SANTIAGO.- “En la universidad siempre hay mucha carga académica y a veces se vuelve imposible de sobrellevar, los profesores creen que el ramo que dictan es el único; la época de exámenes es un coladero y ya no basta con el café o la energética, entonces muchos se consiguen Mentix, que es como lo más común. Son cosas que tienen que hacer los alumnos para adaptarse a las exigencias de los profesores, que a veces son muy demandantes”. El relato es de J.M.R. (24 años), estudiante de la Universidad de Chile, y refleja una realidad que viven muchos universitarios que se ven enfrentados a una elevada carga académica, lo que, en muchos casos, les provoca altos niveles de estrés o depresión. Según comentan distintos estudiantes, esto ocurre en especial en carreras de alta exigencia, como Derecho o Ingeniería, o donde está “normalizado” no dormir para cumplir con entregas, como Arquitectura, aunque el problema es generalizado en las distintas facultades. “En Ingeniería es brígido, hay que dar cinco prácticas y hay pruebas que duran cinco horas”, relata un alumno. También critican que la propia universidad disponga de espacios “para no dormir”. “En Beauchef hay salas que funcionan las 24 horas y dan la posibilidad a los alumnos de estar toda la noche trabajando. Eso es un poco loco”, comenta la secretaria general de la FECh, Javiera López
El estrés académico y sus consecuencias es un tema que se está comenzando a tomar la agenda de las federaciones universitarias. De hecho, la presidenta recién electa de la Federación de Estudiantes de la Universidad Católica (FEUC), Belén Larrondo –quien asume este viernes–, afirma que el “bienestar estudiantil” es uno de los ejes de su programa. “Hemos visto cómo estudiantes de la Católica se ven sobrepasados, con mucho estrés, frente a la gran exigencia que existe en la universidad. Nos dimos cuenta de eso durante la campaña, en las conversaciones, que es una prioridad para los estudiantes. Es evidente cómo a muchos les abruma la carga académica, cuando están en causales de eliminación…”, detalla Larrondo, quien recuerda el caso de la joven que se quitó la vida el año pasado al ingerir cianuro durante una clase. Larrondo comenta que “hoy día tenemos ramos, en distintas carreras, que son muy exigentes y, al momento de llegar a exámenes, muchos compañeros se sienten sobrepasados y tienen que acudir a medicamentos para poder soportar la carga”. También dice que contribuyen al estrés ciertas reglas de la universidad, como que “los ramos se puedan botar solamente en un periodo y no en cualquier momento del semestre
La dirigenta de la FECh, Javiera López, reconoce que “la demanda por salud mental y bienestar estudiantil se hace muy presente durante este año” y afirma que “hay un malestar que se ha venido intensificando entre los estudiantes”. Junto con la exigencia de los profesores, López también atribuye los altos niveles de estrés en esa casa de estudios a otros factores, como que muchos estudiantes son primera generación en su familia que ingresan a la universidad, lo que aumenta la presión sobre su rendimiento. “Esa mochila significa un peso, hay una ansiedad, una presión… incluso hay una frase que dicen nuestras madres: ‘Tú tienes que ser mejor de lo que yo fui'”, apunta.

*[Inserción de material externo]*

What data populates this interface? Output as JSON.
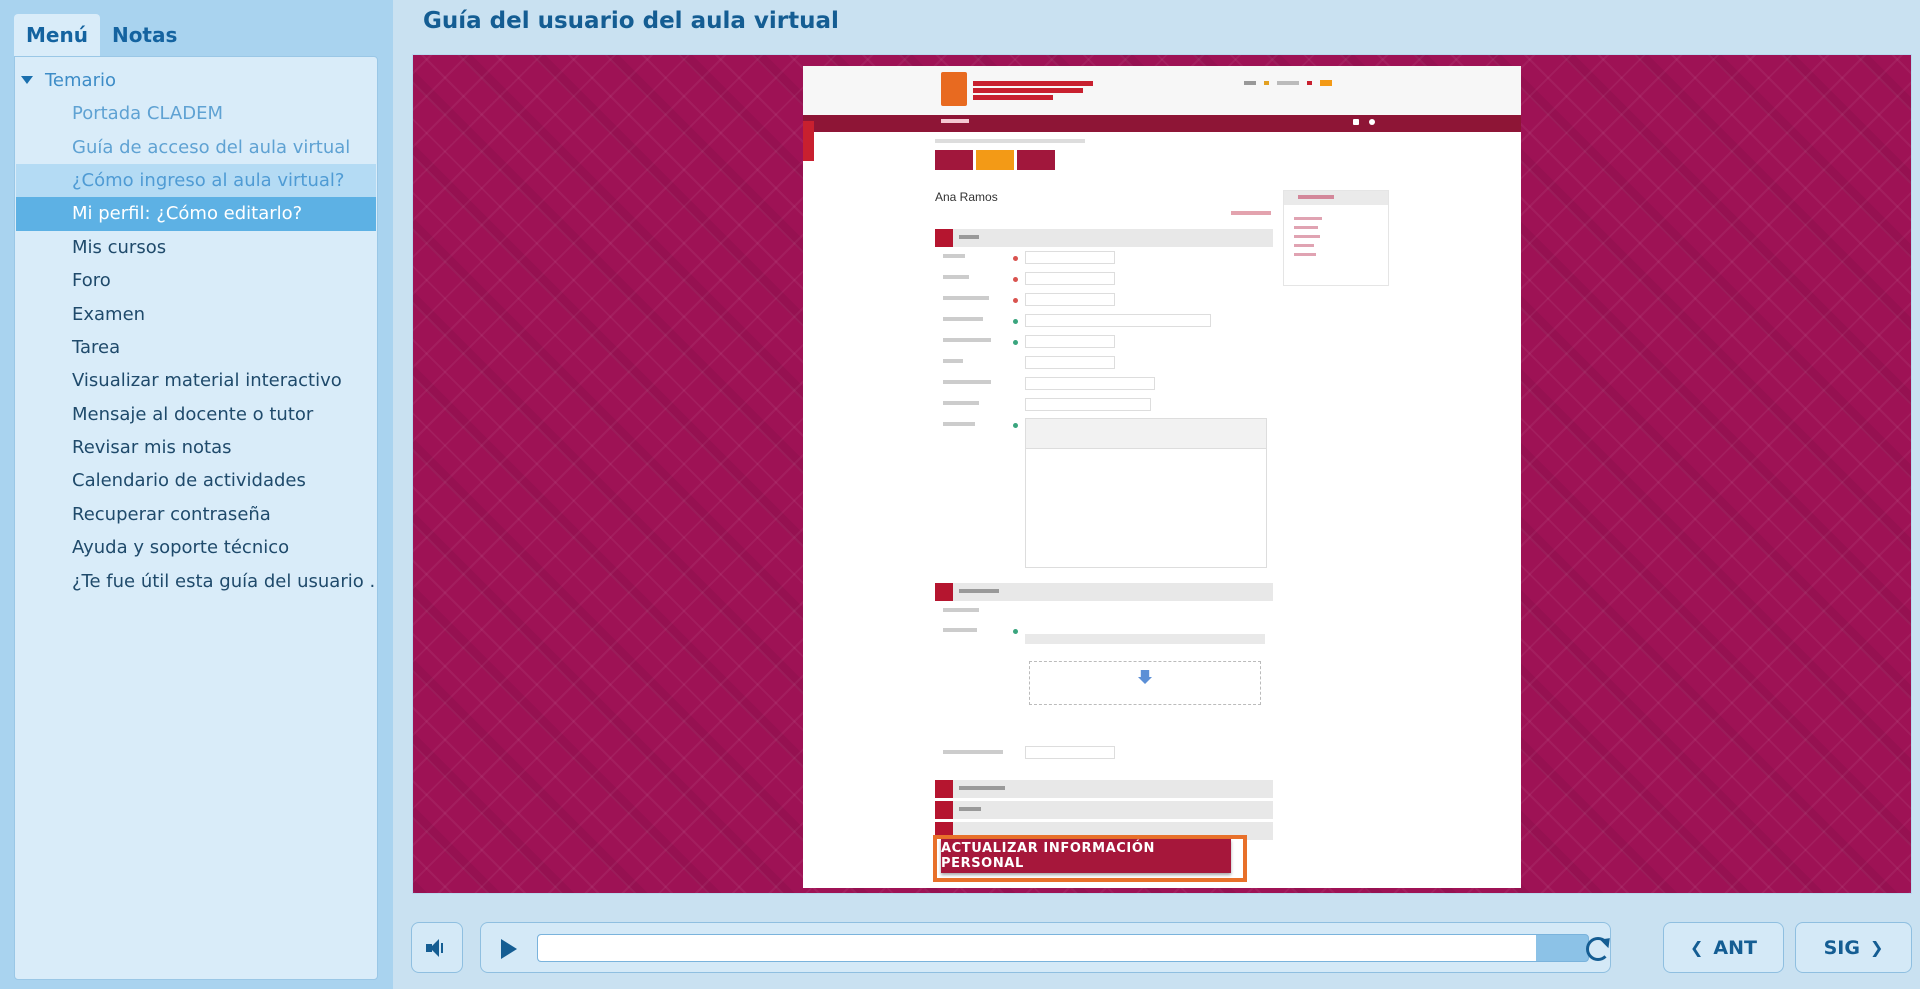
{
  "tabs": {
    "menu": "Menú",
    "notes": "Notas"
  },
  "syllabus": {
    "heading": "Temario",
    "items": [
      {
        "label": "Portada CLADEM",
        "state": "visited"
      },
      {
        "label": "Guía de acceso del aula virtual",
        "state": "visited"
      },
      {
        "label": "¿Cómo ingreso al aula virtual?",
        "state": "hover"
      },
      {
        "label": "Mi perfil: ¿Cómo editarlo?",
        "state": "current"
      },
      {
        "label": "Mis cursos",
        "state": "normal"
      },
      {
        "label": "Foro",
        "state": "normal"
      },
      {
        "label": "Examen",
        "state": "normal"
      },
      {
        "label": "Tarea",
        "state": "normal"
      },
      {
        "label": "Visualizar material interactivo",
        "state": "normal"
      },
      {
        "label": "Mensaje al docente o tutor",
        "state": "normal"
      },
      {
        "label": "Revisar mis notas",
        "state": "normal"
      },
      {
        "label": "Calendario de actividades",
        "state": "normal"
      },
      {
        "label": "Recuperar contraseña",
        "state": "normal"
      },
      {
        "label": "Ayuda y soporte técnico",
        "state": "normal"
      },
      {
        "label": "¿Te fue útil esta guía del usuario ...",
        "state": "normal"
      }
    ]
  },
  "page_title": "Guía del usuario del aula virtual",
  "slide": {
    "profile_name": "Ana Ramos",
    "cta_label": "ACTUALIZAR INFORMACIÓN PERSONAL",
    "colors": {
      "background": "#9e1255",
      "brand": "#a6173b",
      "highlight": "#e8702a"
    }
  },
  "player": {
    "progress": 0.95,
    "prev_label": "ANT",
    "next_label": "SIG",
    "icons": [
      "speaker-icon",
      "play-icon",
      "replay-icon",
      "chevron-left-icon",
      "chevron-right-icon"
    ]
  }
}
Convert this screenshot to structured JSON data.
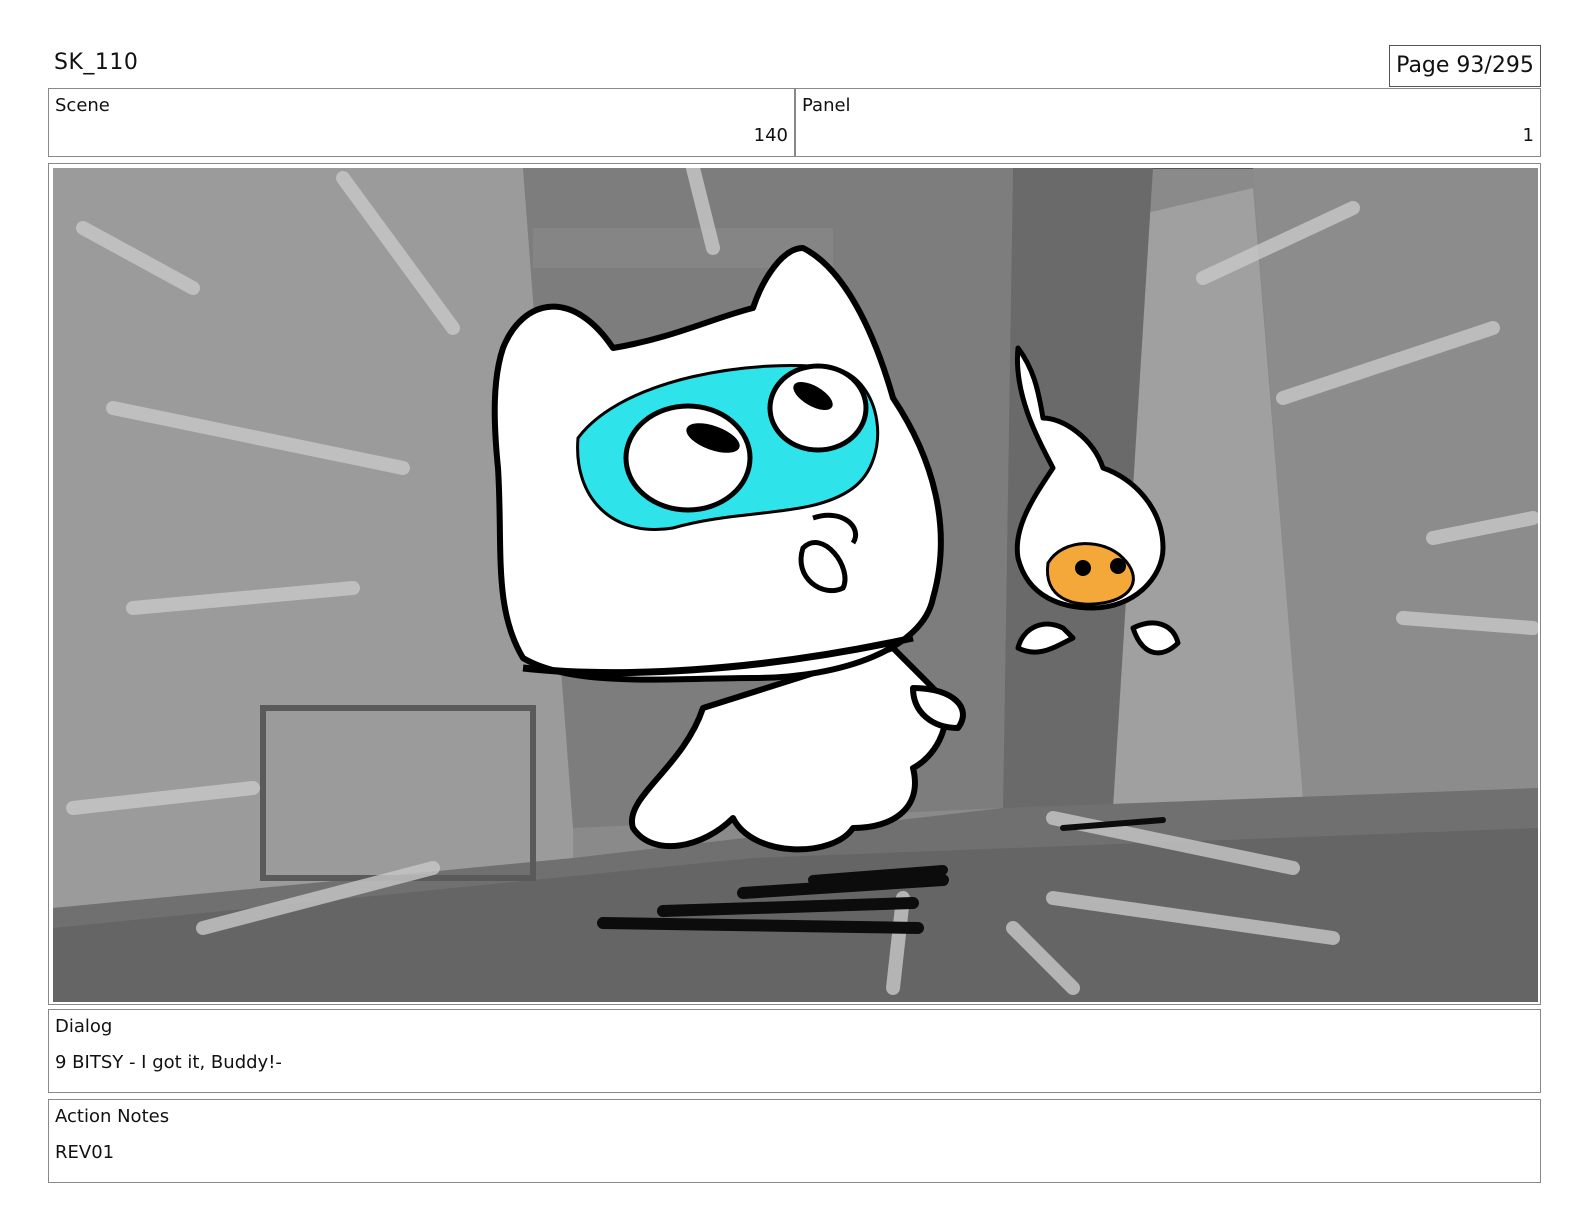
{
  "header": {
    "title": "SK_110",
    "page": "Page  93/295"
  },
  "scene": {
    "label": "Scene",
    "value": "140"
  },
  "panel": {
    "label": "Panel",
    "value": "1"
  },
  "dialog": {
    "label": "Dialog",
    "text": "9 BITSY - I got it, Buddy!-"
  },
  "notes": {
    "label": "Action Notes",
    "text": "REV01"
  },
  "colors": {
    "mask": "#2fe3ea",
    "orange": "#f5a83a",
    "bg_dark": "#6f6f6f",
    "bg_light": "#a9a9a9"
  }
}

También menciona la “composición social” que hay en esa universidad, donde muchos alumnos provienen de regiones. “Ellos están solos, sin su familia, en una ciudad radicalmente distinta, donde se ven sometidos a la necesidad de mantener un hogar, de rendir en el ámbito académico y a la carencia de redes de apoyo”, señala. Agrega como otro factor relevante la competencia que hay entre los propios alumnos. “No sólo se lo adosaría a los profesores, sino que hay una exigencia de una sociedad que nos hace también competir entre nosotros mismos (…) Tenemos una concepción del éxito que tiene que ver con los resultados de las notas, de los rankings. Hay una autoexigencia de los propios estudiantes por destacar y también tiene que ver con la necesidad de ser alguien, incluso atentando con nuestro bienestar emocional y psicológico”, sostiene.